Concentrations of radioactivity associated with bone after the last dose of L(+)-tartrate were maximal at 1 h (787 μg/g) and declined slowly. For DL-tartrate, it was maximal at 12 h (1203 μg/g) and declined rapidly. During 96 h after the last dose, concentrations of radioactivity in the bones of rats dosed with DL-tartrate was twice those in the bones of rats dosed with L(+)-tartrate.
The retention of radioactivity in the kidneys of rats dosed with L(+)-tartrate was much less than in those of rats dosed with DL-tartrate. Furthermore, radioactivity in the kidney of rats dose L(+)-tartrate was mainly water soluble whereas that of rats dose with DL-tartrate was probably present as the more insoluble calcium salt.

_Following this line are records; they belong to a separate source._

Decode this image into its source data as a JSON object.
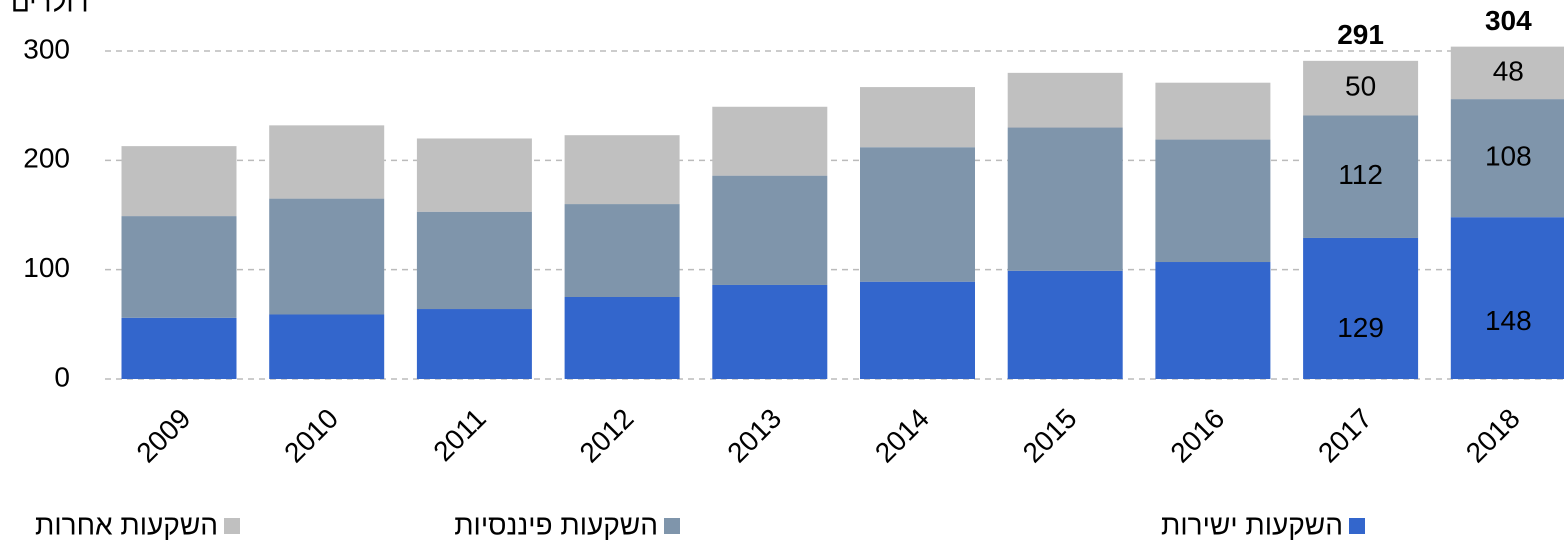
{
  "chart_data": {
    "type": "stacked-bar",
    "y_axis_label": "דולרים",
    "categories": [
      "2009",
      "2010",
      "2011",
      "2012",
      "2013",
      "2014",
      "2015",
      "2016",
      "2017",
      "2018"
    ],
    "series": [
      {
        "name": "השקעות ישירות",
        "color": "#3366cc",
        "values": [
          56,
          59,
          64,
          75,
          86,
          89,
          99,
          107,
          129,
          148
        ]
      },
      {
        "name": "השקעות פיננסיות",
        "color": "#7f95ab",
        "values": [
          93,
          106,
          89,
          85,
          100,
          123,
          131,
          112,
          112,
          108
        ]
      },
      {
        "name": "השקעות אחרות",
        "color": "#c0c0c0",
        "values": [
          64,
          67,
          67,
          63,
          63,
          55,
          50,
          52,
          50,
          48
        ]
      }
    ],
    "totals": [
      null,
      null,
      null,
      null,
      null,
      null,
      null,
      null,
      291,
      304
    ],
    "label_categories": [
      "2017",
      "2018"
    ],
    "ylim": [
      0,
      300
    ],
    "yticks": [
      0,
      100,
      200,
      300
    ],
    "grid": true
  }
}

Toxicokinetic parametersopen allclose all

Metabolite characterisation studies

Metabolites identified:

no

Any other information on results incl. tables

The retention of radioactivity in the kidneys of rats dosed with L(+)-tartrate was much less than in those of rats dosed with DL-tartrate. And furthermore, L(+)-tartrate in kidneys was mainly in soluble manner, whereas DL-tartrate was present as more insoluble calcium salt.

Applicant's summary and conclusion

Conclusions:

Interpretation of results (migrated information): bioaccumulation potential cannot be judged based on study results
At 3 h after the last dose of L(+)-tartrate, the radioactivity was mainly present in the gastrointestinal tract, liver, kidneys and bone. L(+)-[14C] tartrate was not retained in the kidneys (1287±118 ppm at 6 h, n = 8) when administered to rats for 7 days at a dose level of 2.73 g/kg/day, and the initial decline of plasma concentrations of radioactivity was more rapid (t0.5 approx.3 h). For this reason, monosodium L (+)-tartrate was non-toxic at 2.73 g/kg/ day whereas monosodium DL-tartrate was toxic at this dosage.

Executive summary:

This study reported were carried out to compare the distribution of radioactivity in the bones and kidneys of rats administered relatively high repeated oral doses of monosodium L(+)-[14C]tartrate or DL-[14C]tartrate. At 3 h after the last dose of L(+)-tartrate, the radioactivity was mainly present in the gastrointestinal tract, liver, kidneys and bone.  L(+)-[14C] tartrate was not retained in the kidneys (1287±118 ppm at 6 h, n = 8) when administered to rats for 7 days at a dose level of 2.73 g/kg/day, and the initial decline of plasma concentrations of radioactivity was more rapid (t0.5approx.3 h). For this reason, monosodium L (+)-tartrate was non-toxic at 2.73 g/kg/ day whereas monosodium DL-tartrate was toxic at this dosage.